Fine-tune CLIP on your labeled dataset with a small classification head.

**Parameters:**
- `mode` — Input type: "text", "image", or "both"
- `text_path` — Path to training data
- `text_column` — Column(s) for text input (if using text)
- `img_dir` — Image directory (if using images)
- `true_label` — Column containing true labels
- `model_name` — Filename to save the trained model
- `num_epochs` — Number of training epochs
- `batch_size` — Training batch size
- `learning_rate` — Learning rate for optimizer

**Returns:** Best validation accuracy achieved

**Example:**
```python
best_acc = finetune_CLIP(
    mode="both",
    text_path="data/train.csv",
    text_column=["headline", "description"],
    img_dir="data/train_images",
    true_label="category_id",
    model_name="my_clip_model.pth",
    num_epochs=10,
    batch_size=16,
    learning_rate=1e-5
)
print(f"Best validation accuracy: {best_acc:.2%}")
```

---

### `classification_CLIP_finetuned`

Use your fine-tuned CLIP model to classify new data.

**Parameters:**
- `mode` — Input type: "text", "image", or "both"
- `text_path` — Path to test data
- `img_dir` — Image directory (if using images)
- `model_name` — Path to your trained model file
- `text_column` — Column(s) for text input
- `predict_column` — Name for prediction column
- `num_classes` — Number of categories in your task

**Example:**
```python
df = classification_CLIP_finetuned(
    mode="both",
    text_path="data/test.csv",
    img_dir="data/test_images",
    model_name="my_clip_model.pth",
    text_column=["headline", "description"],
    predict_column="predicted_category",
    num_classes=24
)
```

---

### `auto_verification`

Calculate classification metrics including accuracy, F1 scores, and confusion matrix.

**Parameters:**
- `df` — DataFrame with predictions and true labels
- `predicted_cols` — List of prediction column names
- `true_cols` — List of true label column names
- `category` — List of possible categories

**Example:**
```python
auto_verification(
    df=results,
    predicted_cols=["gpt_pred", "clip_pred"],
    true_cols=["true_label", "true_label"],
    category=["0", "1"]
)
```

**Output:** Prints accuracy, F1 scores, and displays confusion matrix visualization.

---

### `price_estimation`

Estimate the cost of OpenAI API calls.

**Parameters:**
- `response` — OpenAI API response object
- `num_rows` — Number of data rows processed
- `input_cost_per_million` — Input token cost (in USD per 1M tokens)
- `output_cost_per_million` — Output token cost (in USD per 1M tokens)
- `num_votes` — Number of API calls per row (for majority voting)

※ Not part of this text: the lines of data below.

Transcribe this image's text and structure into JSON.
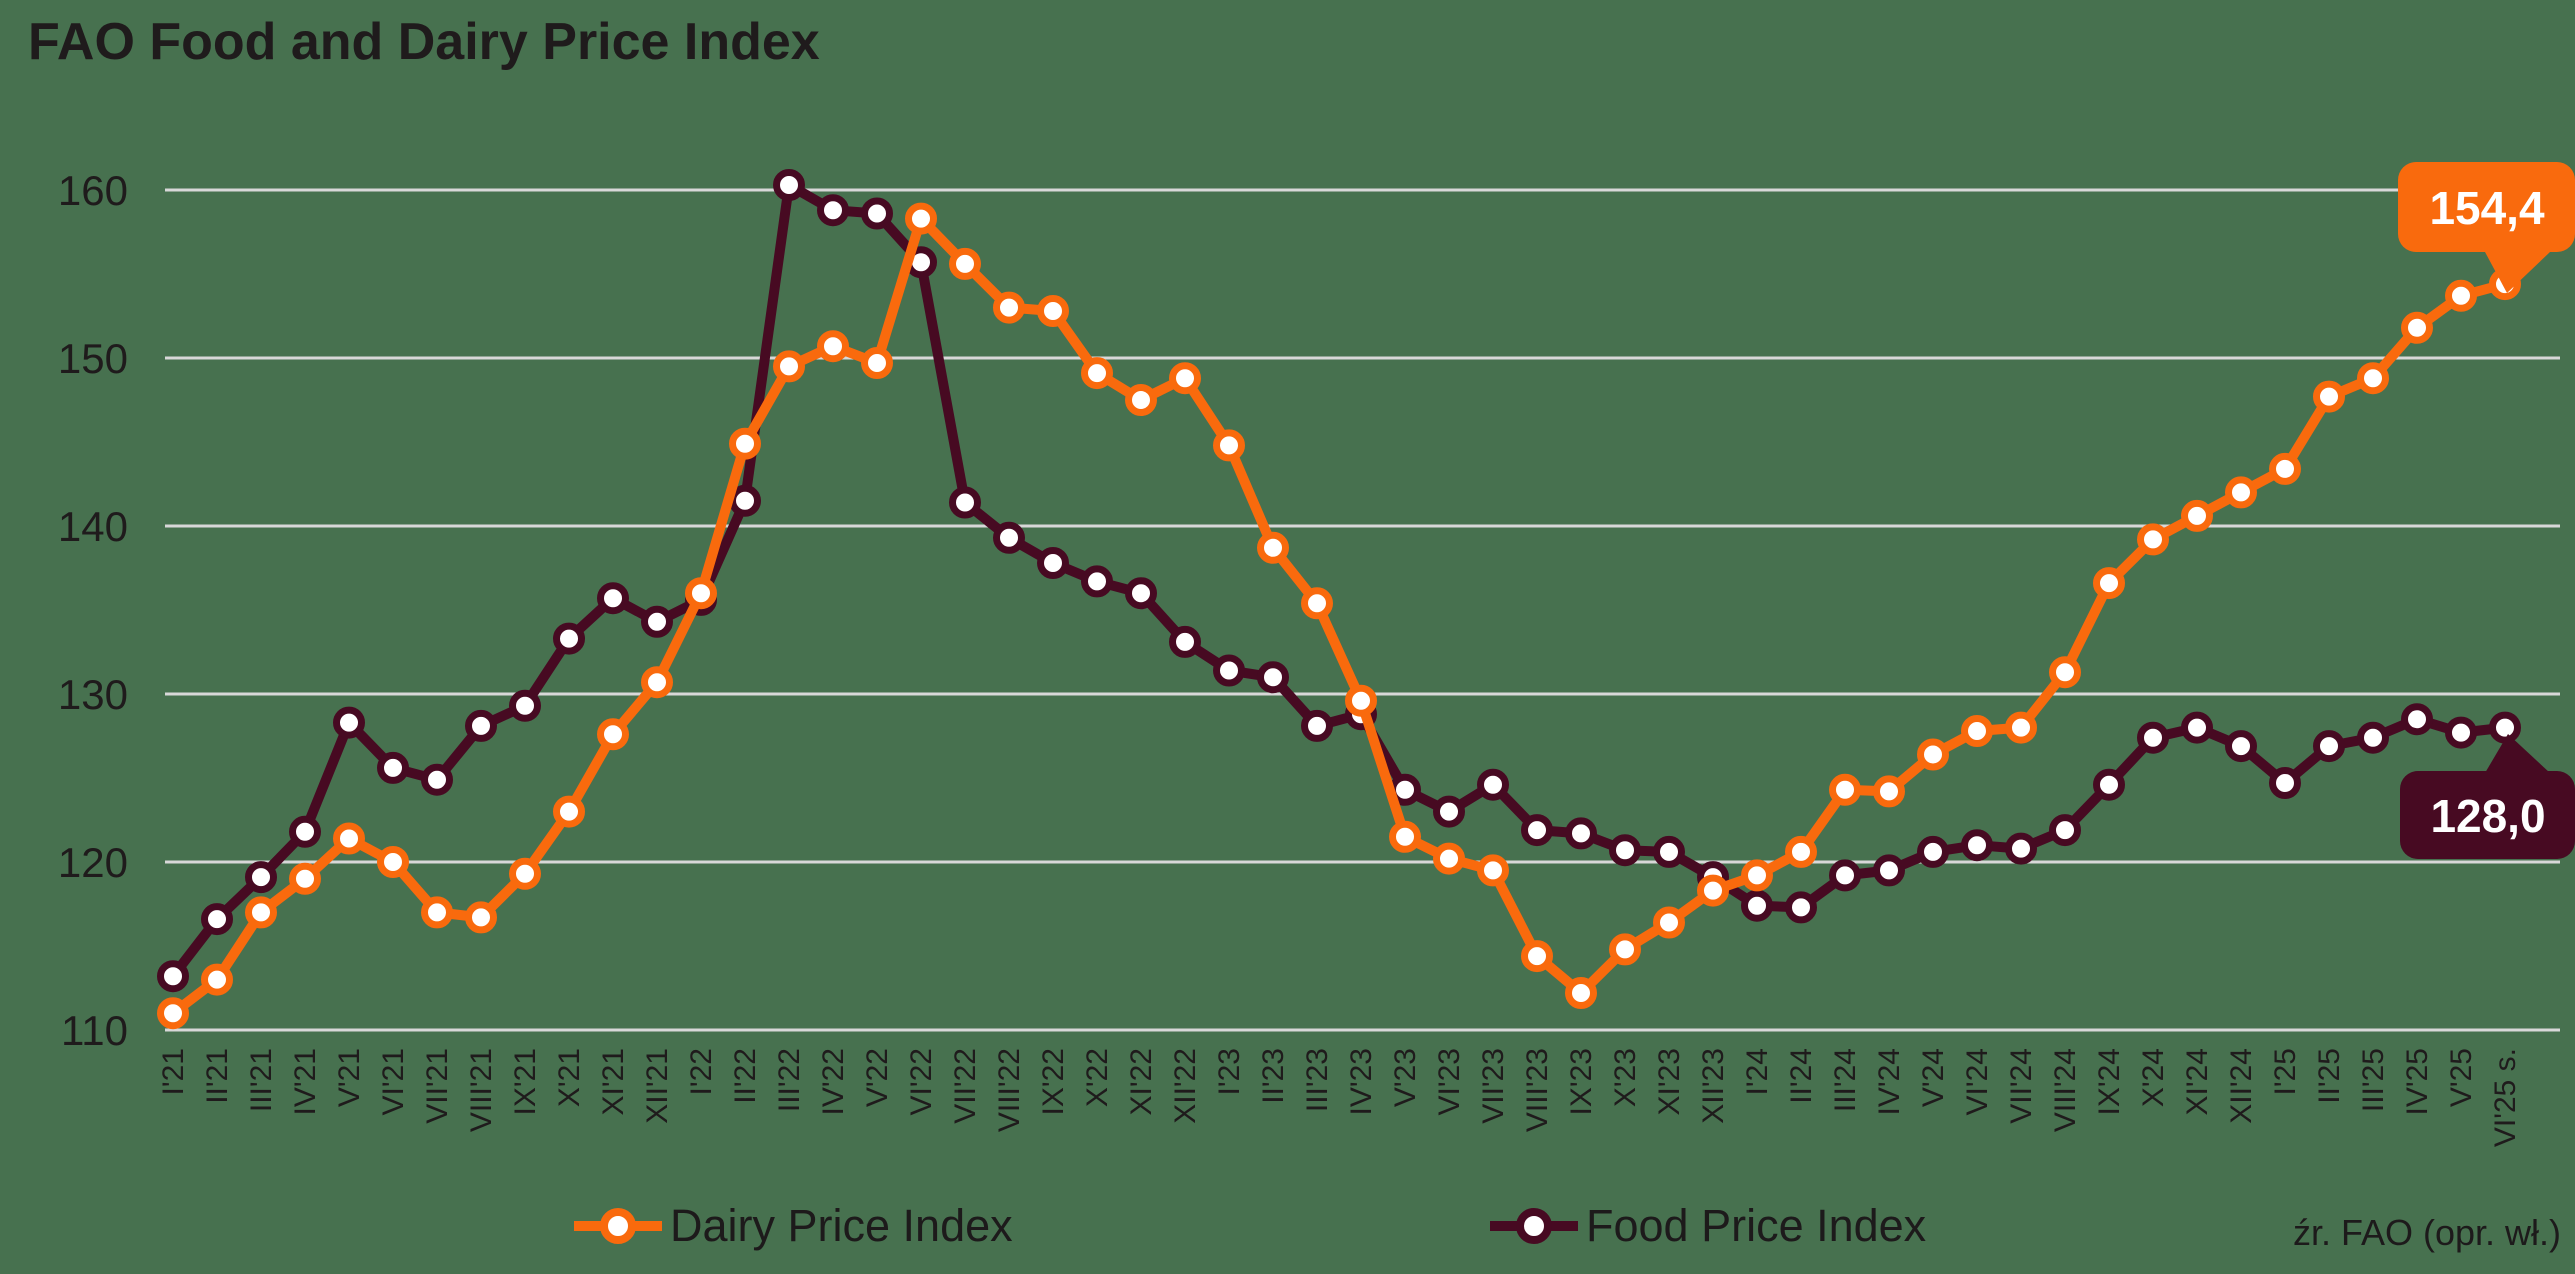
{
  "title": "FAO Food and Dairy Price Index",
  "source": "źr. FAO (opr. wł.)",
  "colors": {
    "background": "#47714F",
    "gridline": "#D8D8D8",
    "dairy": "#F96A0D",
    "food": "#470A22",
    "text": "#1F1B1C",
    "callout_text": "#FFFFFF"
  },
  "legend": [
    {
      "label": "Dairy Price Index",
      "color": "#F96A0D"
    },
    {
      "label": "Food Price Index",
      "color": "#470A22"
    }
  ],
  "callouts": {
    "dairy": "154,4",
    "food": "128,0"
  },
  "chart_data": {
    "type": "line",
    "title": "FAO Food and Dairy Price Index",
    "xlabel": "",
    "ylabel": "",
    "ylim": [
      110,
      160
    ],
    "y_ticks": [
      160,
      150,
      140,
      130,
      120,
      110
    ],
    "grid": "horizontal",
    "legend_position": "bottom",
    "x_labels": [
      "I'21",
      "II'21",
      "III'21",
      "IV'21",
      "V'21",
      "VI'21",
      "VII'21",
      "VIII'21",
      "IX'21",
      "X'21",
      "XI'21",
      "XII'21",
      "I'22",
      "II'22",
      "III'22",
      "IV'22",
      "V'22",
      "VI'22",
      "VII'22",
      "VIII'22",
      "IX'22",
      "X'22",
      "XI'22",
      "XII'22",
      "I'23",
      "II'23",
      "III'23",
      "IV'23",
      "V'23",
      "VI'23",
      "VII'23",
      "VIII'23",
      "IX'23",
      "X'23",
      "XI'23",
      "XII'23",
      "I'24",
      "II'24",
      "III'24",
      "IV'24",
      "V'24",
      "VI'24",
      "VII'24",
      "VIII'24",
      "IX'24",
      "X'24",
      "XI'24",
      "XII'24",
      "I'25",
      "II'25",
      "III'25",
      "IV'25",
      "V'25",
      "VI'25 s."
    ],
    "series": [
      {
        "name": "Dairy Price Index",
        "color": "#F96A0D",
        "values": [
          111.0,
          113.0,
          117.0,
          119.0,
          121.4,
          120.0,
          117.0,
          116.7,
          119.3,
          123.0,
          127.6,
          130.7,
          136.0,
          144.9,
          149.5,
          150.7,
          149.7,
          158.3,
          155.6,
          153.0,
          152.8,
          149.1,
          147.5,
          148.8,
          144.8,
          138.7,
          135.4,
          129.6,
          121.5,
          120.2,
          119.5,
          114.4,
          112.2,
          114.8,
          116.4,
          118.3,
          119.2,
          120.6,
          124.3,
          124.2,
          126.4,
          127.8,
          128.0,
          131.3,
          136.6,
          139.2,
          140.6,
          142.0,
          143.4,
          147.7,
          148.8,
          151.8,
          153.7,
          154.4
        ],
        "last_value_label": "154,4"
      },
      {
        "name": "Food Price Index",
        "color": "#470A22",
        "values": [
          113.2,
          116.6,
          119.1,
          121.8,
          128.3,
          125.6,
          124.9,
          128.1,
          129.3,
          133.3,
          135.7,
          134.3,
          135.6,
          141.5,
          160.3,
          158.8,
          158.6,
          155.7,
          141.4,
          139.3,
          137.8,
          136.7,
          136.0,
          133.1,
          131.4,
          131.0,
          128.1,
          128.8,
          124.3,
          123.0,
          124.6,
          121.9,
          121.7,
          120.7,
          120.6,
          119.1,
          117.4,
          117.3,
          119.2,
          119.5,
          120.6,
          121.0,
          120.8,
          121.9,
          124.6,
          127.4,
          128.0,
          126.9,
          124.7,
          126.9,
          127.4,
          128.5,
          127.7,
          128.0
        ],
        "last_value_label": "128,0"
      }
    ]
  }
}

**Returns:** Estimated total cost in USD

**Example:**
```python
cost = price_estimation(
    response=api_response,
    num_rows=1000,
    input_cost_per_million=5.0,
    output_cost_per_million=15.0,
    num_votes=3
)
print(f"Estimated total cost: ${cost:.2f}")
```

---

## Important Notes

**Demo Scale:**  
The Colab demo uses ~20 samples per task for speed. Expect high variance in small-sample results.

**Training Data Requirements:**  
Fine-tuning typically requires hundreds of examples per class. Small datasets (~20 examples) may lead to overfitting or majority-class predictions.

**Image Requirements:**  
For multimodal classification, ensure your `image_id` column matches filenames in `image_dir`.

**Model Availability:**  
GPT-5 fine-tuning may not be available for all accounts. Use GPT-4 snapshots as alternatives.


---

## Contributing

We welcome contributions! Feel free to open an issue for bugs or feature requests, or submit a pull request to improve the codebase and documentation.

---

## License

LabelGenius is released under the MIT License.